Don't worry. This is not another column about Donald Trump. But you've already spotted his name in it? You sense an argument involving the new president? Are you sure about that? I don't see Trump mentioned anywhere here. Maybe you're just imagining it.
Do you see what I’ve done there? This is a column about “gaslighting”, about that word’s recent devolution and about the man who died without knowing he’d coined it.
The usage derives from a durable play by the thirsty English writer Patrick Hamilton (and, more precisely, from the 1944 film adaptation). Hamilton was popular in his day, but he fell into obscurity following his death, from cirrhosis of the liver, in 1962. Just four years later Doris Lessing, future Nobel laureate, felt able to describe Hamilton as grossly neglected.
This is no longer the case. Thumbed paperbacks of his great novel Hangover Square, the story of an alcoholic struggling with a personality disorder, were passed between boozed-up students in the 1970s and 1980s. By the end of the century it had moved beyond cult status and become a classic to rate beside anything by his contemporary Graham Greene. (Both were born in 1904). Other equally fine works, such as The Slaves of Solitude and 20,000 Streets Under the Sky, remain morosely in print. He is to the cheap bedsitting room as Jane Austen is to the Regency estate.
Great works of cinema
During Hamilton's period of obscurity two great works of cinema kept the work, if not the name, in the public eye. His 1929 play Rope, loosely based on the Leopold and Loeb murder case, was famously filmed in one simulated single take by Alfred Hitchcock. George Cukor's version of Gas Light, a hit in the West End just before the war, remained a fixture on television for decades after its release in 1944. Ingrid Bergman plays a nervous young wife whose sinister husband, given suave malignity by Charles Boyer, is intent on convincing her that she is going insane.
The title (two words on stage, one on film) is extremely well chosen. “Gaslight” conjures up a Victorian mood. It also refers to a key plot device in the film. When Boyer turns the light on in another part of the building it causes the illumination in Bergman’s room to dim. He convinces her that she is imagining the alteration.

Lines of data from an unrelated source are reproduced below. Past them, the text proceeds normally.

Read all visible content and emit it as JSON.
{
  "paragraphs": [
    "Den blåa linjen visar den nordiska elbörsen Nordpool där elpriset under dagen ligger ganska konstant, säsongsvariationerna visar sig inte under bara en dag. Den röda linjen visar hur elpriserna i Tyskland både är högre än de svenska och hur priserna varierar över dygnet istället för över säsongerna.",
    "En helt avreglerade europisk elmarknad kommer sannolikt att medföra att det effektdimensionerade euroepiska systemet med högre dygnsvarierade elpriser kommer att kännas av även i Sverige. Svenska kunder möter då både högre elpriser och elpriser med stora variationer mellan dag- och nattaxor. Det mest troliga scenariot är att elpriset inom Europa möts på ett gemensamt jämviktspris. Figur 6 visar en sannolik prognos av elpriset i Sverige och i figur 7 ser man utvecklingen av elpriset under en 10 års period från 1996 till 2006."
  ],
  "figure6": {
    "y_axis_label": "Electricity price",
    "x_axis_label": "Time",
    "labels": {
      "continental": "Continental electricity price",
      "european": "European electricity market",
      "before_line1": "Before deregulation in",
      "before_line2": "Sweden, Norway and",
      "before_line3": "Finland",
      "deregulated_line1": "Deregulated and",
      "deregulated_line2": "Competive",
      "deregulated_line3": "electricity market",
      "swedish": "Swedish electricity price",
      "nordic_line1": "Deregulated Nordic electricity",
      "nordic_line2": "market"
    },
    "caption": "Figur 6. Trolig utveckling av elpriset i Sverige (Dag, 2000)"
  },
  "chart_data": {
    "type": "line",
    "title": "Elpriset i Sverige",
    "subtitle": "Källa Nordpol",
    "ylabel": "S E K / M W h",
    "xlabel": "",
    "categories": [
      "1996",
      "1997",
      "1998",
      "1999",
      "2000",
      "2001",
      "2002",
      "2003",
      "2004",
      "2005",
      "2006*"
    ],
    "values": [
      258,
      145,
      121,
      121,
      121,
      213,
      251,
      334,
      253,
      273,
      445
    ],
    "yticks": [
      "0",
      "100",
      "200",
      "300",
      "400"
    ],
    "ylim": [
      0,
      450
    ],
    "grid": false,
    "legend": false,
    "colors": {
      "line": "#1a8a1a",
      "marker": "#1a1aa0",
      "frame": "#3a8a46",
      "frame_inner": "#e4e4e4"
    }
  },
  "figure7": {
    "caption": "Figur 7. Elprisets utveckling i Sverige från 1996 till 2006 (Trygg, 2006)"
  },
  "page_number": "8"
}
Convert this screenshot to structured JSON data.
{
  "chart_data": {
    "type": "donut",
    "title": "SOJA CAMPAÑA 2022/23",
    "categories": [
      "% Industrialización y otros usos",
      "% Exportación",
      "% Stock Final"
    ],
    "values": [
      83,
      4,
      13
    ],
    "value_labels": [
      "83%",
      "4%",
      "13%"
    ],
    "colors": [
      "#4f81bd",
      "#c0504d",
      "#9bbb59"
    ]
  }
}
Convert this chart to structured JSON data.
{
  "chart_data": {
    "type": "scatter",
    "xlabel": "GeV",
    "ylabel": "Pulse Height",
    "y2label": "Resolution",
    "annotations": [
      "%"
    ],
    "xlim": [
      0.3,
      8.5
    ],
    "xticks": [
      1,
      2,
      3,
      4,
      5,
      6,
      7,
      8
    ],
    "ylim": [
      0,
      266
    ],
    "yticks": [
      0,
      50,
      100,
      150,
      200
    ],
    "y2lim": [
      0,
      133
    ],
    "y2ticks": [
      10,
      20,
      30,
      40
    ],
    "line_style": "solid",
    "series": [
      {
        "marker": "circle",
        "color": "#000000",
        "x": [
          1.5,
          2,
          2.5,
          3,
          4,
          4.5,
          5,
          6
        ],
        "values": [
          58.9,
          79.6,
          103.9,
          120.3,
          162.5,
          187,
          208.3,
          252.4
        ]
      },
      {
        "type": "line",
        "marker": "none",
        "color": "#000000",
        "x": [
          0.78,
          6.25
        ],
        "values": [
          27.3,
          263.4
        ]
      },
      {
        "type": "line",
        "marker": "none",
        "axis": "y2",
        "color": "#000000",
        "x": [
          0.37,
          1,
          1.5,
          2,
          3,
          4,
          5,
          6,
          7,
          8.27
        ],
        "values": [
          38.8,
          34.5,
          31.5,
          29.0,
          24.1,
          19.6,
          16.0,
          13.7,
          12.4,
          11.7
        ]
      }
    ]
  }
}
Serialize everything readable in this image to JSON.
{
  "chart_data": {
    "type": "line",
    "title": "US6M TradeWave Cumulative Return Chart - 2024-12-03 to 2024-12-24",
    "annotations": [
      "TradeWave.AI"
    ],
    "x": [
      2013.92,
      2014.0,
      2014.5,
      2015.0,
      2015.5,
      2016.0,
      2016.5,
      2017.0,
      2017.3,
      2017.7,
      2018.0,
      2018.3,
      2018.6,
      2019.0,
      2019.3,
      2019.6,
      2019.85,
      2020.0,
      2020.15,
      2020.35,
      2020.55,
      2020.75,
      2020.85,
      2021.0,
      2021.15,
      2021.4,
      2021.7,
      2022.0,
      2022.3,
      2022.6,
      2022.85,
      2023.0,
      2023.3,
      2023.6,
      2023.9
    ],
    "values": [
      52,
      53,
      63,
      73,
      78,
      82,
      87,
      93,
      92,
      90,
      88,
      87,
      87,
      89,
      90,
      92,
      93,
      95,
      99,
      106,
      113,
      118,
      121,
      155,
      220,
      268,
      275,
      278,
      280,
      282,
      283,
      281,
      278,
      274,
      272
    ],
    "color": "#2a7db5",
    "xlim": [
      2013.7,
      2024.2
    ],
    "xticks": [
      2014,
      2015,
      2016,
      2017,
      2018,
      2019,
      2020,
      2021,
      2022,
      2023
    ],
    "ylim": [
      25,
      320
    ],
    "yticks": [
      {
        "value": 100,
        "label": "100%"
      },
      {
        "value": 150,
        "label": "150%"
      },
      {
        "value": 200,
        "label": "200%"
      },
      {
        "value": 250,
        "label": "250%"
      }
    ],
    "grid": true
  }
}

It’s not clear when the title was first used as a verb to indicate any attempt to make a target question his or her mental stability. No examples seem to exist before the 1960s. By the 1980s it was in common usage by academics discussing a precise form of abuse. The phrase “you’re just imagining it” is a common way of shutting down arguments and belittling reasonable complaint. Say it enough and victims may begin to doubt themselves. It is only in the past decade or so that that the usage has crept into everyday speech.
Hamilton thus finds himself in exalted company. There are only a very few literary works whose titles have become a common idiom. To become established, such phrases have to stand in for a concept not easily expressed in fewer words. “Catch 22” is so much neater than “a dilemma whose only apparent solution recreates the initial dilemma”. “Groundhog Day” is neater than “an apparently endless repetition”. The word “gaslighting” says something complicated in elegantly brief fashion. If you remain confused as to the meaning then go and watch the excellent film.
Cavalier
It's all right. You aren't going crazy. Here is where we, yet again, bring Trump into the conversation. Even in a profession famous for creative disingenuousness, the current US president has been cavalier with la vérité. We don't need to detail the controversies concerning disabled journalists, tax audits or China's global-warming "hoax". Brief mention should suffice.
Observers desperate to summarise Trump's technique have happened upon the word "gaslighting". Lauren Duca, who has done such good work in transforming Teen Vogue, recently argued that "Donald Trump is gaslighting America". In last week's New Statesman Helen Lewis, deputy editor of that periodical, acknowledged that the word is overused but still felt able to call Trump the "Gaslighter-in-Chief".
Both pieces are thoughtful and worth reading in full. But to ascribe such Machiavellian cunning to Trump is to do him unearned favours. He’s not trying to make us think we’re bonkers. He’s just lying. As the word is repeatedly used in this manner it begins to alter its meaning. Just as “troll”, which once indicated something quite different in online usage, is now a mere synonym for “bully”, “gaslighting” will soon mean nothing more than “repeated fibbing”.
That would be a shame. It’s a useful word. Patrick Hamilton deserves better. Or does he? Maybe it’s all in my imagination.